I'm trying to parse Datadog logs that have a mixed format.
I have some logs coming to Datadog that look like this:
... some_field="value123" org_id="test-org-id" query_params="{"updated_date": {"eq": "2020-01-01T00:00:00Z", "lte": "2025-01-01T00:00:00Z"}, "active": {"eq": true}}" request_id="test-request-id" request_method="GET" ... Response: {"data": []}
I've so far been parsing them using the following rules in the Grok parser:
rule ...%{some_field}?%{org_id}?%{query_params}?%{request_id}?%{request_method}?...%{regex(".*"):msg}
org_id (%{regex("org_id=")}\"%{regex("[a-zA-Z_0-9\\-]+"):org_id}\"\s)
query_params (%{regex("query_params=")}\"%{regex("\\{.*\\}"):query_params}\"\s)
request_id (%{regex("request_id=")}\"%{regex("[a-zA-Z_0-9\\-\\=]+"):request_id}\"\s)
request_method (%{regex("request_method=")}\"%{regex("[a-zA-Z]+"):request_method}\"\s)

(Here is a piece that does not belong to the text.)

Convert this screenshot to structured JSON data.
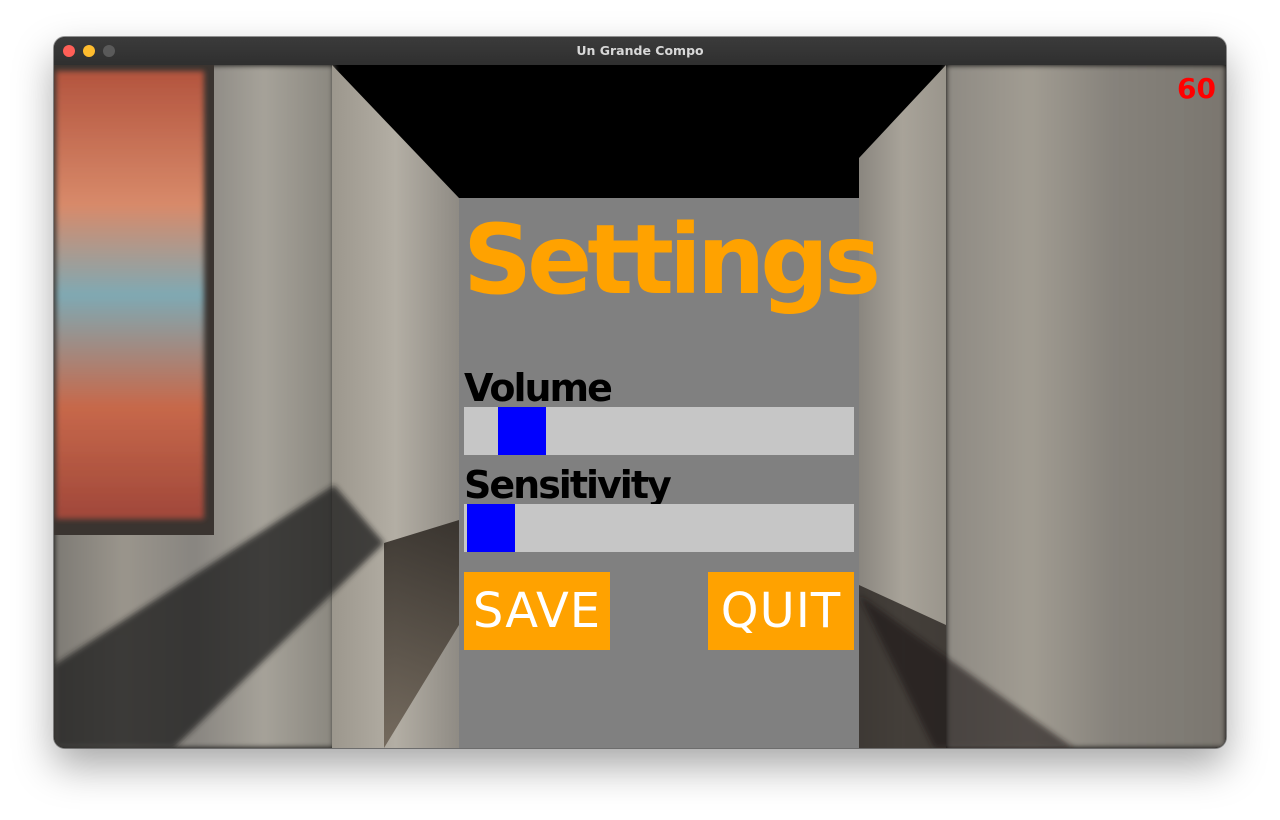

and here's what the output looks like:
{
"msg": "Response: {"data": []}",
"request_method": "GET",
"org_id": "test-org-id",
"query_params": "{\"updated_date\": {\"eq\": \"2020-01-01T00:00:00Z\", \"lte\": \"2025-01-01T00:00:00Z\"}, \"active\": {\"eq\": true}}",
"request_id": "test-request-id"
}
I'd like to:
have the query params parsed as JSON so they could come out like this
-
{ "msg": "Response: {"data": []}", "request_method": "GET", "org_id": "test-org-id", "query_params": { "updated_date": { "eq": "2020-01-01T00:00:00Z", "lte": "2025-01-01T00:00:00Z" }, "active": true } "request_id": "test-request-id" }
-
get any advice on simplifying my master rule. I've tried something like this:
-
api_rule %{celery_prefix}?\s*%{data::keyvalue}?%{query_params}?%{data::keyvalue}?%{regex("Response: .*"):msg}but it threw away the data from query_params for some reason.
-
I have control over the way the logs come out, so if anything needs to be changed from the backend that's also an option.
Thanks!
Solved with some help from the great folks at Datadog support.